Complexity is not always the answer

Tom Murray [1] makes the point that complexity isn’t the answer to everything. It has it place and usefulness but to make it the keystone that holds together everything else creates problems. Following are some examples from the US political system, where for liberals complexity is indeed the Philosopher’s Stone.

Sirota [2] gives a history lesson on complexity and the Democrats. They went from a Party protecting labor with simple framing on fairness and universalism with programs like social security, Medicare and public education to fetishizing “best-and-brightest technocrats and business neoliberals whose obsession with hair-splitting precision and corporate fealty ended up fetishizing ever-more complex means testing while largely accepting tax inequity.” This resulted in a “byzantine maze of complexity, paperwork and bureaucracy” that threw universal fairness out the window and let white collar and corporate criminals off the hook. It’s a stark lesson that complexity is far from the answer to everything. And in many cases it makes real-life situations far worse when simple solutions could do the job equitably. It’s a lesson elite Democrats should learn but cannot given their obsessive worship of the ever spiraling shibboleth of complexity.

Thomas Frank [3] makes a similar point. He discusses the meritocracy of the professional class and why it has consistently failed the American people. Frank is not opposed to expertise per se, just the orthodox meritocracy that is defined by establishment standards. He compares them to some of the experts of FDR’s administration. While some of them did indeed have some more establishment credentials, many were mavericks that challenged the establishment’s policies as well as what the very term expertise meant. It was more an expertise of the streets rather than the ivory towers, one that came from living the life of the people rather than the privileged life of the professional class. So under the professional liberal meritocracy their social class always does quite well. The rest of us not so much.

In Frank’s Frank’s book Listen Liberal [4] it is interesting to note that the liberal shift to expertise and complexity with the McGovern Commission sets a sociological background for key elements of the AQAL movement.

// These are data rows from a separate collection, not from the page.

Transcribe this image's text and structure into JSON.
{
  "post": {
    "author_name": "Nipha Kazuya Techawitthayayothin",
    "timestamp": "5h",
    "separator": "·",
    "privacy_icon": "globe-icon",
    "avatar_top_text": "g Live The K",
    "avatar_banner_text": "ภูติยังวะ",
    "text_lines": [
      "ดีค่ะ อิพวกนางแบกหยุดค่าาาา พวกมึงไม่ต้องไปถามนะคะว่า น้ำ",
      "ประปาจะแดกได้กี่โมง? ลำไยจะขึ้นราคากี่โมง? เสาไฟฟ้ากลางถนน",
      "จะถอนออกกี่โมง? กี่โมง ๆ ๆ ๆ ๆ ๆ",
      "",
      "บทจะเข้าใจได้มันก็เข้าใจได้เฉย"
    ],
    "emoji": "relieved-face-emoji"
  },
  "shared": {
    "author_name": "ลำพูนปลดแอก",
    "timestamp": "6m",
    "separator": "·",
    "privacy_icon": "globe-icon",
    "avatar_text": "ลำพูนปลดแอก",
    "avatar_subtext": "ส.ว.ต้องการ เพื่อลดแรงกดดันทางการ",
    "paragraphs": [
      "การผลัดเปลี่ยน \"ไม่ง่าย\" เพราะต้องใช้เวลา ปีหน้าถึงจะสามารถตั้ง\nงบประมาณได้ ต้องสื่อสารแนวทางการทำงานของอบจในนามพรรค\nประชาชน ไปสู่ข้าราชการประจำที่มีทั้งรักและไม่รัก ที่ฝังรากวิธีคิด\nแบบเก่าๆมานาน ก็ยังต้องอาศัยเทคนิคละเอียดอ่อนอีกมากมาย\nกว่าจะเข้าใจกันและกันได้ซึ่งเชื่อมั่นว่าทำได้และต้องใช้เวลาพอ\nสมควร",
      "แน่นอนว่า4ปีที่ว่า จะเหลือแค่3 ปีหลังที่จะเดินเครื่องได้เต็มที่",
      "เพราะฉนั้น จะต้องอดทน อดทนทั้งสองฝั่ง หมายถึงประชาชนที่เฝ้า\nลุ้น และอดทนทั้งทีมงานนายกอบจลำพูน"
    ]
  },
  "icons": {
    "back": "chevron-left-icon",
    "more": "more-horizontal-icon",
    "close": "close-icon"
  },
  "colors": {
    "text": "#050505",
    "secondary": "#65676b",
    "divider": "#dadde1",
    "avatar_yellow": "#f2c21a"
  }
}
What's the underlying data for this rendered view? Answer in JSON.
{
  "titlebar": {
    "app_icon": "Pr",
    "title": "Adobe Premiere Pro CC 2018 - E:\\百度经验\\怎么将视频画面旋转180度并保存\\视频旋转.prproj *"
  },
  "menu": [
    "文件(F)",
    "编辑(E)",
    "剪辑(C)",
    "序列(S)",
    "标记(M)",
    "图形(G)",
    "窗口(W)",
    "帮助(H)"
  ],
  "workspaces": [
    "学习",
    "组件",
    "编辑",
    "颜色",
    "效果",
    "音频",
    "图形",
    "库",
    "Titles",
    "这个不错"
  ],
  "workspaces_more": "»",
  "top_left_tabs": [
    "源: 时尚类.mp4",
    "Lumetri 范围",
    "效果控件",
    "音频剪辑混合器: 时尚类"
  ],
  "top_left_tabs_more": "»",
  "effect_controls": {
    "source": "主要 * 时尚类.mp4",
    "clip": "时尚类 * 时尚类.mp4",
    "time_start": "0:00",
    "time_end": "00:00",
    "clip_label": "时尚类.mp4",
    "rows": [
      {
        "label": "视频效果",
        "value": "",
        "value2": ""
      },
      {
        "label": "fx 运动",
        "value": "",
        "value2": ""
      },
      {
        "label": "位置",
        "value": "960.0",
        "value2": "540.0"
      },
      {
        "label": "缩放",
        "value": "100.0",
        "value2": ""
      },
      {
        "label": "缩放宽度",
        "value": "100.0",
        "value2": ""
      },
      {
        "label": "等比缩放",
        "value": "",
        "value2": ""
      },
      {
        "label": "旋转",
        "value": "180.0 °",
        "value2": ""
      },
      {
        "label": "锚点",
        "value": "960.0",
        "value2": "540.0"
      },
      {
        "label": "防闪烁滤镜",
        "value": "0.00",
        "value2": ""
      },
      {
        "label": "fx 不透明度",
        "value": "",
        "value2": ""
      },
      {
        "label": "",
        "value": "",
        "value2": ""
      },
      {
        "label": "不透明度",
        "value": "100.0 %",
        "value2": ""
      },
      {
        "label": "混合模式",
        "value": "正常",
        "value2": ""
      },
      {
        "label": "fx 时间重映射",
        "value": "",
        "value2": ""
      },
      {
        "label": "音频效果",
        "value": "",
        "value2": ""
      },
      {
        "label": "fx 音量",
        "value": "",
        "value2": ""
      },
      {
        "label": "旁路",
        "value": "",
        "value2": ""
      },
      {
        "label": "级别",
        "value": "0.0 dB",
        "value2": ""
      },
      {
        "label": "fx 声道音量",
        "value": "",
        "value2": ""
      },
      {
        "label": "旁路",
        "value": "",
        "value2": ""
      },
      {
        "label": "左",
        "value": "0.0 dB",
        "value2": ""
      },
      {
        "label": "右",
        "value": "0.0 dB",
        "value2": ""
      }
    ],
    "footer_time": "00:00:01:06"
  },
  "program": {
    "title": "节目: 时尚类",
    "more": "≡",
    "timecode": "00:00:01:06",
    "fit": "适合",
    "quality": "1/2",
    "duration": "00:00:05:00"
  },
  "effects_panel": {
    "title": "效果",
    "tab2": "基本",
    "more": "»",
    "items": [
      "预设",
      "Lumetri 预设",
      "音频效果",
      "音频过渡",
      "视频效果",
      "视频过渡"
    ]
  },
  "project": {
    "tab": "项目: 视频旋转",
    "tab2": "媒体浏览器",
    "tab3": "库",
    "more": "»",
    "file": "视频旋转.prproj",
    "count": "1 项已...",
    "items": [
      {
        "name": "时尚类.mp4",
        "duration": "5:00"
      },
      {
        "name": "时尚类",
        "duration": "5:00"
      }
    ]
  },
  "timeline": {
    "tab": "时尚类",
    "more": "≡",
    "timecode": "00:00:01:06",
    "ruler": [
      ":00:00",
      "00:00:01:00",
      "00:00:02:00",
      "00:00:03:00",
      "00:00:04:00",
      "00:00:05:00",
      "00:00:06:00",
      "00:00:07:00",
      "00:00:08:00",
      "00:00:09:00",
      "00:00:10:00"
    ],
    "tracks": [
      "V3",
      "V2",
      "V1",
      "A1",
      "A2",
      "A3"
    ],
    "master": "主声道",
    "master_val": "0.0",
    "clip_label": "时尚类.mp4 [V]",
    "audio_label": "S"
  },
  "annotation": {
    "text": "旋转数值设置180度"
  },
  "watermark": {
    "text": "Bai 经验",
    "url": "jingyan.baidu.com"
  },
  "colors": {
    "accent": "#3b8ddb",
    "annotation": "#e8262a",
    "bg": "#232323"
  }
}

Complexity came to be valued for its own sake. But it was a complexity that dissociated from its foundations in that the highly educated professions came to look down on the working class as deserving of their fate because they weren’t educated or smart enough. It was a dissociation from its ‘base,’ so to speak.

This was further supported by the ideology backing the professional class, with language of superior states like absolute reason or the soul being elevated beyond the mortal coil of toil and degradation. E.g., false reason in Lakoff’s terms. We can see this same dynamic in AQALingus as well, a top-down cream of the crop leading us lower level humans to the promised land not by making our material conditions better (how crass) but by selling us an ideology that will transform how we perceive and interpret those conditions. Thing is, those conditions have only gotten worse since this ‘liberal enlightenment’ of the upper classes.

Bill Clinton was a significant player in this shift to the neoliberal center. Back then documents even proudly used the neoliberal label. It was a conscious acceptance that the status quo was just fine. And that what was necessary was for individuals to be educated in new skills for the new corporate/information economy. There was no questioning the inherent inequalities or corruption in that system. Consequently, if one didn’t pursue the requisite education then their lot was their own fault. There was no analysis of how the system was rigged against such attainment. Even back then in Clinton’s first administration Robert Reich signed on to this canard. Obviously Reich has since changed his tune.

Another key fact is that Clinton talked like he still supported the working class to get their votes. But his policies per the above ideological shift in the Party were quite to the contrary. We can reasonably assume his wife, Hillary, was privy to and in agreement with this shift, since she has a record in the Senate and as Secretary of State supporting this inference. And she too, like her husband, is spinning the worker rhetoric yet coming from the same neoliberal, corporate view that dominates the establishment Dems. As but one example, her cronies on the Dem platform committee refused to support a plank that would guarantee a rejection of the TPP.

In this [5] interview Frank starts by saying that the Democratic Party still will not accept his analysis of why they lost so many elections. He then discusses how media like the Washington Post, mouthpiece of the Party, refuses to even broach certain topics like what Sanders promoted: single-payer healthcare, free college, renegotiating the trade deals, questioning globalization etc. You know, routine progressive ideas that the majority of Americans support. The Party just won’t hear it. Hence their so-called Better Deal is the same rehashed corporatism with empty promises that throws a few meatless bones to the masses.

Like Tom advises, we need to use complexity where it is applicable and beware of using it where it is not. Like the obsessed Democrats above we can muck things up by imposing complex solutions where a simple screwdriver does the trick. The wisdom is in knowing the difference.

Notes

1. https://www.perspegrity.com/papers/MM_Reader_chap_Murray.pdf

2. https://www.dailyposter.com/p/reminder-this-never-ends-well 

3. https://www.youtube.com/watch?reload=9&v=a9reU6RdD_M&fbclid=IwAR3vzVSk2EbDXeX98xzG-H7Gev_P1LdMY7L-rTEWw1VSdgYq2fFUdVyfNEg 

4. Frank, T. (2017) Listen Liberal. Picador: New York.